One of the things I’ve learned to appreciate while being here is being able to understand the language the people around me. There’s something surreal about sitting in a public place, listening, and not knowing anything being said around you. When I go into a store and a person speaks English, there’s this immediate feeling of comfort because I know I can communicate with them. However, it does make me realize how ignorant I am for not knowing another language. Listening to Ricardo translate from Italian to English during our tours, or hearing Millie converse with someone at the restaurant in Italian, or having someone tell me they speak three languages makes me realize how important it is to know multiple languages.

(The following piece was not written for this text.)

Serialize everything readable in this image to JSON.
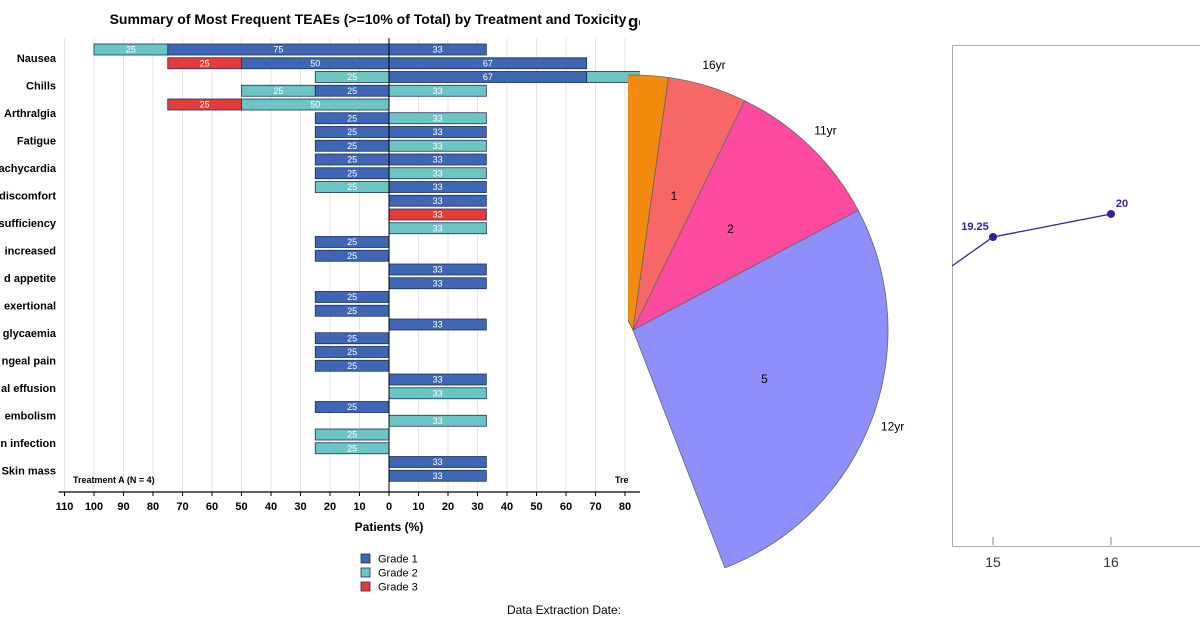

I feel like the majority of the people in Italy can speak both English and Italian, and I value that so much.
However, there are times where it’s convenient to be ignorant. Prime example: the Sicilian fish market. We arrived in the morning and walked along the harbor in an aisle between fish stalls. Men would yell, trying to get us to come see their stalls and look at their exotic options. Some of them would smile, and girls in our group would take pictures of the precious old men holding up lobsters. We thought it was so much fun. That is, until someone told us the things being yelled at us. That’s when we realized a few life lessons, one of which being how sometimes ignorance is truly bliss.
Disclaimer: besides that the fish market really was interesting. We saw swordfish and anglerfish, and Andreas (our marine biologist guide) explained how valuable tuna eggs and testicles are. In my opinion, it was one of the most interactive and interesting tours of our time in Sicily.